When the River Whispers at Dawn

The pickup truck's door creaked like an old heron as I stepped into 4:17 AM darkness. My thermos of bitter coffee steamed in rhythm with the mist rising from the Willamette's glassy surface. Twenty-three years fishing this bend, yet my fingers still trembled threading fluorocarbon line through the rod guide - some habits die harder than catfish in winter.

First casts sliced through mist that smelled of wet pine and disappointment. Three bluegills nibbled my ned rig, their pecking taps echoing up the carbon fiber shaft into my numb fingertips. 'Should've brought the lucky raccoon tail,' I muttered to a disinterested mallard, watching dawn stain the water salmon-pink.
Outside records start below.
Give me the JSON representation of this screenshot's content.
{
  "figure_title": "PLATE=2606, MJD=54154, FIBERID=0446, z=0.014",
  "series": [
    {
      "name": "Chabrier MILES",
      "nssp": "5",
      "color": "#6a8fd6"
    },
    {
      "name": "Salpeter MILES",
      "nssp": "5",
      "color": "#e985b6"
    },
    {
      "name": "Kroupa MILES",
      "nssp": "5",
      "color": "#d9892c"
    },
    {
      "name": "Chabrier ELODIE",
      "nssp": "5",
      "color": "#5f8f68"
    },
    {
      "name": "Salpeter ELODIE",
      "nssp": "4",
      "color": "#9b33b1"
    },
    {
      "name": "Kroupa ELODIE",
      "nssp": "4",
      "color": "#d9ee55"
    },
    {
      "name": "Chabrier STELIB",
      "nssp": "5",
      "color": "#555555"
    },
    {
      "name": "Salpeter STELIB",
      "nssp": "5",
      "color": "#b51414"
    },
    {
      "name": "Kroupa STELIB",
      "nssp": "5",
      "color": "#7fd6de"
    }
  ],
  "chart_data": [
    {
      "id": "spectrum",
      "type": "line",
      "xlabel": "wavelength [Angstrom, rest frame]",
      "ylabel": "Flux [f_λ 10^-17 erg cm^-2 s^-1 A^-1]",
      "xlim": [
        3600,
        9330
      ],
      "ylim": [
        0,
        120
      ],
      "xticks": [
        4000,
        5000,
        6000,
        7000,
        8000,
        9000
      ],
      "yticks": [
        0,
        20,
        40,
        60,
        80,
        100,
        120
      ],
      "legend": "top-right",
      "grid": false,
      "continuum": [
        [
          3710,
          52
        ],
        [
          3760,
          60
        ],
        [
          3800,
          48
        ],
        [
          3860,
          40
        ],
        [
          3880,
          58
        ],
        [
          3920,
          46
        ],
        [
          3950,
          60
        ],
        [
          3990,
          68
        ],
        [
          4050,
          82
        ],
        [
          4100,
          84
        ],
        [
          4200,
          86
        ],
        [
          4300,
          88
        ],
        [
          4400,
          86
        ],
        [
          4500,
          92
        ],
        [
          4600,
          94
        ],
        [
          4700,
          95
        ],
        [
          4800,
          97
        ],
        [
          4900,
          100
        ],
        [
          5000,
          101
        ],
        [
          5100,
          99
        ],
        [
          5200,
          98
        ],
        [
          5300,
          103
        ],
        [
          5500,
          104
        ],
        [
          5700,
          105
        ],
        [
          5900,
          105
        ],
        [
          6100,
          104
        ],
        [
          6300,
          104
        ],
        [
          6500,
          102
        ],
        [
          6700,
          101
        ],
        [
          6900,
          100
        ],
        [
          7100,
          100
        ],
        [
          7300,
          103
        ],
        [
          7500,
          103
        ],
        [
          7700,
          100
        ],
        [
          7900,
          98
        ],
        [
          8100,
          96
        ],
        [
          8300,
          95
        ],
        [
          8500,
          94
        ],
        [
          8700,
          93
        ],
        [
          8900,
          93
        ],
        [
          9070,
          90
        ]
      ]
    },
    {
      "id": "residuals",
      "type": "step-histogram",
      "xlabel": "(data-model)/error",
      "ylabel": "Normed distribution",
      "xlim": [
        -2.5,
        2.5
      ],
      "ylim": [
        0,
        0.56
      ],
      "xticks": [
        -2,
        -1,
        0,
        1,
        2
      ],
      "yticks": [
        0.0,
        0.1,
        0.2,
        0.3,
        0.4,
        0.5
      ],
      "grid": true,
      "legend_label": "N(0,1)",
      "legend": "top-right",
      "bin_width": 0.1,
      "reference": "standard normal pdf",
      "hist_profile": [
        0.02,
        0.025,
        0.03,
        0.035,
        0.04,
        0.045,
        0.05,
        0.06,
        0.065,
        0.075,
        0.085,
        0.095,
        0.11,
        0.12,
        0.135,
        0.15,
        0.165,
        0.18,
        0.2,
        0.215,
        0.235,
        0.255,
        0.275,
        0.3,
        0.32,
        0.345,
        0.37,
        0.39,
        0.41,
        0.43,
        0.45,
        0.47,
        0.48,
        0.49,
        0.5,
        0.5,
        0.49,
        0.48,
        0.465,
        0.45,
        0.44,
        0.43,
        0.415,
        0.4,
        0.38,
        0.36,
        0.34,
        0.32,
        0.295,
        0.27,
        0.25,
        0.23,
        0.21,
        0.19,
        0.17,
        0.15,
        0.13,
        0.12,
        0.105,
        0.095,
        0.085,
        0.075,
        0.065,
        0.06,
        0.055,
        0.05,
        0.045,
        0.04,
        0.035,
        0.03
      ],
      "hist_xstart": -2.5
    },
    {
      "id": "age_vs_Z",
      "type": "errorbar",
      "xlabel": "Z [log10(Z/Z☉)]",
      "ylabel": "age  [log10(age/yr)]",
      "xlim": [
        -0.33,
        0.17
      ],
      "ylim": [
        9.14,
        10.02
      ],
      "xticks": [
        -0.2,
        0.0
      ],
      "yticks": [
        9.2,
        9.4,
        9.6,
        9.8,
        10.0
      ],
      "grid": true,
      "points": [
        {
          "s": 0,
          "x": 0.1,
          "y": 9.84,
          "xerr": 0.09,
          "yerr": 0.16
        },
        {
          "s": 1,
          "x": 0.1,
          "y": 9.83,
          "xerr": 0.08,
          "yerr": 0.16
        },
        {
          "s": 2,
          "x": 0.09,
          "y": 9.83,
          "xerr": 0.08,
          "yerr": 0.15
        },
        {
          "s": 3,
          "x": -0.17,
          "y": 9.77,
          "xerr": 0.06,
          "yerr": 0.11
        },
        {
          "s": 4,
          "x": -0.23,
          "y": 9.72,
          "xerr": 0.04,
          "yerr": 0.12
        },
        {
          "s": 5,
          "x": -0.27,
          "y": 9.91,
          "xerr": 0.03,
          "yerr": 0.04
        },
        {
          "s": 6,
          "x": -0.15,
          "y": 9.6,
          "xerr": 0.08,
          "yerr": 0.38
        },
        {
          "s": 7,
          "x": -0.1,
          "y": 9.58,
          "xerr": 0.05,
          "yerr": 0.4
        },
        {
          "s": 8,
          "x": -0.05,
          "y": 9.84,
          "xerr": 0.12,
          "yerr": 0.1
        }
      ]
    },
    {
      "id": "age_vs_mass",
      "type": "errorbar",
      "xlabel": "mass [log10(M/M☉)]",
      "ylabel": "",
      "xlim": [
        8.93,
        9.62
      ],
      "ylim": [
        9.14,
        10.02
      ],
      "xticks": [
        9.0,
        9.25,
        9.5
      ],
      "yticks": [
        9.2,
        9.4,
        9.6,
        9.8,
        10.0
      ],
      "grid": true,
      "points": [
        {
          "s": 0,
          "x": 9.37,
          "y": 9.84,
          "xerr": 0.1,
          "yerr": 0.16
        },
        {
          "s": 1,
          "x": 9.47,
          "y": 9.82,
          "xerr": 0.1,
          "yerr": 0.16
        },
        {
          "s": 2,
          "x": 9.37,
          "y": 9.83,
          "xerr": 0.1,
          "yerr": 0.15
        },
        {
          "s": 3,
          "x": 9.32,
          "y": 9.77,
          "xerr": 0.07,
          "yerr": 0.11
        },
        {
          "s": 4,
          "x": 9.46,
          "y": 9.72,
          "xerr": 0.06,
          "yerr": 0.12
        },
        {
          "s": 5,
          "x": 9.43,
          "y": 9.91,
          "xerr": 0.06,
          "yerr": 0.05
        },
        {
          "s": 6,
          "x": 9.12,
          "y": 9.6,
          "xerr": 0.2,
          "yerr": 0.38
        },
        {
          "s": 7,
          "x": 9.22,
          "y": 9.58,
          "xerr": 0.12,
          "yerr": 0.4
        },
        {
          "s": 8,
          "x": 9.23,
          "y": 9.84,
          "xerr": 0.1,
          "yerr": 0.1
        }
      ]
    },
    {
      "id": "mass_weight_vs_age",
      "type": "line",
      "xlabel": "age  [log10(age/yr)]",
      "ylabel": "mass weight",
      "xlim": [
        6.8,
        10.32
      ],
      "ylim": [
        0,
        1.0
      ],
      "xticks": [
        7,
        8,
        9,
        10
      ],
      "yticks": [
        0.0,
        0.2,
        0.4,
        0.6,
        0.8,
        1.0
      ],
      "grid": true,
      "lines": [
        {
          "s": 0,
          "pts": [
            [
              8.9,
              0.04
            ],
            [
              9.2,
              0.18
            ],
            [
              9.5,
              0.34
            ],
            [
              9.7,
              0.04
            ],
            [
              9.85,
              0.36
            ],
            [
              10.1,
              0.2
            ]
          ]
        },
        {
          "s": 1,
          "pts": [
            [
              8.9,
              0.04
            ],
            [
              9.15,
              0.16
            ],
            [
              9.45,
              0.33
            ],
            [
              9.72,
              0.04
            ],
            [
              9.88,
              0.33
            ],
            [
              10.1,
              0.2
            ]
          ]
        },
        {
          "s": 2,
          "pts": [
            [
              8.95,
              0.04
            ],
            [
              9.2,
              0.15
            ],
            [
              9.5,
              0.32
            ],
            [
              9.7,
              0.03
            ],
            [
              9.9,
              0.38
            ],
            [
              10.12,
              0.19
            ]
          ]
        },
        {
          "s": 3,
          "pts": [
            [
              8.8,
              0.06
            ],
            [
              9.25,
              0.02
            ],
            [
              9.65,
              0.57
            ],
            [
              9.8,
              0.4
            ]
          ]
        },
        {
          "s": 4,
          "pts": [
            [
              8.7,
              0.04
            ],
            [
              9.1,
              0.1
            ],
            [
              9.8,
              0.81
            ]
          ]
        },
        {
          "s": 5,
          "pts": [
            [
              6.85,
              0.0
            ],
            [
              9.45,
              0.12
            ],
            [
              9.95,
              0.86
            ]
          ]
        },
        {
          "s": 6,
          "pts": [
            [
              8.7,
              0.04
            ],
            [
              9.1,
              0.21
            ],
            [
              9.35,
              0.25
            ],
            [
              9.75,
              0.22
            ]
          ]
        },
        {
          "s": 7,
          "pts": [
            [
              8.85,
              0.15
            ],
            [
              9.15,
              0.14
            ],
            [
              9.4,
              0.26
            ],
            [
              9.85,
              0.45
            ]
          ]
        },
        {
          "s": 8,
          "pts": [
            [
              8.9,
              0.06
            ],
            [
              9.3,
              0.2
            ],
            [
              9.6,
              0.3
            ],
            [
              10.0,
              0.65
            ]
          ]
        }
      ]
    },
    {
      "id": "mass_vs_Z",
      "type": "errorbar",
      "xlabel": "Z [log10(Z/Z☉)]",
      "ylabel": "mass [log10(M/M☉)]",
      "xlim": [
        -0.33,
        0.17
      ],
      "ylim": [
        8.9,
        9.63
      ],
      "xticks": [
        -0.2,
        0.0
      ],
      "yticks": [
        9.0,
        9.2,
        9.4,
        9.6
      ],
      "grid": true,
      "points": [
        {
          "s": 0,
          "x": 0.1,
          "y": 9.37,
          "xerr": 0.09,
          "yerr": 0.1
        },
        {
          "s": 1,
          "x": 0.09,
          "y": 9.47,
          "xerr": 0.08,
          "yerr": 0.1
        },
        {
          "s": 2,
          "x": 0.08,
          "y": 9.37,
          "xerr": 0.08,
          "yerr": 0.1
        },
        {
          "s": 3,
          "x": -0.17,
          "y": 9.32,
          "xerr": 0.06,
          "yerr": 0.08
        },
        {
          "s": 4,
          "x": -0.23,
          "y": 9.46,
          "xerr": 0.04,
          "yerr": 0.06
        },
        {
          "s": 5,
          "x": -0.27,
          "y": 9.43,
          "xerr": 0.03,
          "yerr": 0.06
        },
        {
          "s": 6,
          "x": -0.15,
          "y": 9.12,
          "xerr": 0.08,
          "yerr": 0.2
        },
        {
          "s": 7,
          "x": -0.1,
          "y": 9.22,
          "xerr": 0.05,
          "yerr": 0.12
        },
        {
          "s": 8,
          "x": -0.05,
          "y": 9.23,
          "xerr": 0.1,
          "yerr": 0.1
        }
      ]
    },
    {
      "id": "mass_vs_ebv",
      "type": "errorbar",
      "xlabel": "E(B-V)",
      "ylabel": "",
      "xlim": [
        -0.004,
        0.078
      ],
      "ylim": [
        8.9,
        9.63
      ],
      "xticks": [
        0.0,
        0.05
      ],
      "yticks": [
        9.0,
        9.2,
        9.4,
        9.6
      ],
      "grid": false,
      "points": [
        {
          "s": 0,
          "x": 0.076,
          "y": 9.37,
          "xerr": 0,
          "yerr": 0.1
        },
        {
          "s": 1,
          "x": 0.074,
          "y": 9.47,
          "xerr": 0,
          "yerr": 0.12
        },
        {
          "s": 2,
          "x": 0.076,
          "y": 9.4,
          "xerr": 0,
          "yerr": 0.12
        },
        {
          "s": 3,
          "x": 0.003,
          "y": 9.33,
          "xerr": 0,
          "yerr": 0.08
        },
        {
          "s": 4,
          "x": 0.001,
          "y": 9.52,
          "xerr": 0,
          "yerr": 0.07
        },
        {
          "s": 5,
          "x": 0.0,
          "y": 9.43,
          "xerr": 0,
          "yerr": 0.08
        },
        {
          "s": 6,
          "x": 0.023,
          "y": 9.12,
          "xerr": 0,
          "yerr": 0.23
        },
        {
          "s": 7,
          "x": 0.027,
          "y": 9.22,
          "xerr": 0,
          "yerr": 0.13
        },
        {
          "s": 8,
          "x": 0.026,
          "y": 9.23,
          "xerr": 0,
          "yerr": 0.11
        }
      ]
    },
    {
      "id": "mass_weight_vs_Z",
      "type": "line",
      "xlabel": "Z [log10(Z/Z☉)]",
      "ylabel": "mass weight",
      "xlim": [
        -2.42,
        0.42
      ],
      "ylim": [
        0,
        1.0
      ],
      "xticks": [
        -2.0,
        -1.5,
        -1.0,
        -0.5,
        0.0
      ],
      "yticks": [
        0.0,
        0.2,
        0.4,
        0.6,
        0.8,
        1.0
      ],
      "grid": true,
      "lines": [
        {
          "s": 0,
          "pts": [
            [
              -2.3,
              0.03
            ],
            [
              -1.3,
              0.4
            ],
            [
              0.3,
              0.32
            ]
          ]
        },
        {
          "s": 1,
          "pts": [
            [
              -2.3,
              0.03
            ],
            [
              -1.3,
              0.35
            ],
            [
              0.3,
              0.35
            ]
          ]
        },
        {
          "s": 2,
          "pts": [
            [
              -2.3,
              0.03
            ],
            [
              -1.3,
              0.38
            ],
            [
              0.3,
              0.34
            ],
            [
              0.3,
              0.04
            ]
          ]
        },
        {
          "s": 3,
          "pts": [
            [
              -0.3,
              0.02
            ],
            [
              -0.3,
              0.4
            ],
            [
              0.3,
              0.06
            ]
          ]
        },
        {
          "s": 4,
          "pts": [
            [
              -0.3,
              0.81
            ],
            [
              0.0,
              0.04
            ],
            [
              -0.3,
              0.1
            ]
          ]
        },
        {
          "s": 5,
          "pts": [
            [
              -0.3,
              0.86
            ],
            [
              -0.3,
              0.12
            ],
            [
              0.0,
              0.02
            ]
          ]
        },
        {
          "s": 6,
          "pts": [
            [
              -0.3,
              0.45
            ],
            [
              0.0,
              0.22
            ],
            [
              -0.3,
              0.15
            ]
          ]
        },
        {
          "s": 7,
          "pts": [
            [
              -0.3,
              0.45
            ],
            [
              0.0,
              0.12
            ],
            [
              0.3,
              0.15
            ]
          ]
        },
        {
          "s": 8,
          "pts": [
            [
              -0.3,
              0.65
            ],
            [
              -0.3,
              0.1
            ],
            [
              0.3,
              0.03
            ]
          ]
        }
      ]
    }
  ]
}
The strike came as sunlight hit the sycamores. Something primal yanked my rod tip toward the river's heartbeat. Drag screamed like a barn owl as 30 yards vanished downstream. 'Not another snag,' I lied to myself, knowing full well living things fight with irregular fury.

When the smallmouth finally surfaced, its bronze flank glowed like molten amber. Kneeling in frigid shallows to release it, I noticed baby crawdads scuttling over my submerged bootlaces. The fish's tail slap left river scent clinging to my beard all morning - nature's cologne no soap can erase.